Damit stellt er sich in eine Reihe mit Roland Kaiser. Auch dessen Musik wurde von Pegida-Anhängern gerne auf ihren montäglichen Abendspaziergängen gesungen. Doch der Schlagersänger erteilte der Bewegung eine klare Absage. Ein harter Schlag für Pegida-Mitbegründerin Kathrin Oertel: "Ich war ein großer Fan von Ihnen. Aber sie haben sich politisch verkauft!" Und nun die nächste Pleite auf der Suche nach einer inoffiziellen Hymne für das Pegida-Volk. Dabei dürfte sich insbesondere Frau Oertel in der Textzeile "Tragen Schwarz, jeden Tag, bis es was dunkleres gibt.
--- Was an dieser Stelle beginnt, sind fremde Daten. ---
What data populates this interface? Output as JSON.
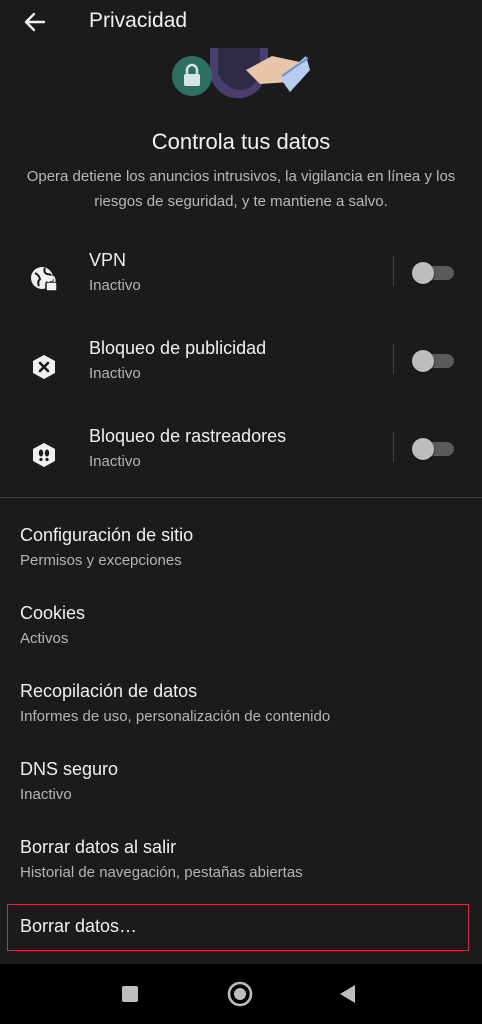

Reden viel, sagen nichts" gefunden haben.

Doch auch die Anhänger der Bewegung sind nicht begeistert von Caspers Statement. Unter seinem Kommentar finden sich, neben vielen ihm und seiner Meinung wohlgesonnenen Antworten auch durchaus bissige Pro-Pegida Aussagen, wie "Besser als multikulti und deren Gewalt auf den Straßen" oder "Es geht nicht darum, dass der ein oder andere Mensch illegal ist sondern, dass es viel zu viele werden und du wirst schon noch mitbekommen wie sich die Pegida weiterentwickelt, denn das Arbeitervolk lässt sich nicht unterdrücken, du Spinner!"

Und so ist es nicht verwunderlich, wenn Casper zurückholt, was ihm gehört und sagt: "Schreibt und singt eure eigenen Lieder, meine bekommt ihr nicht."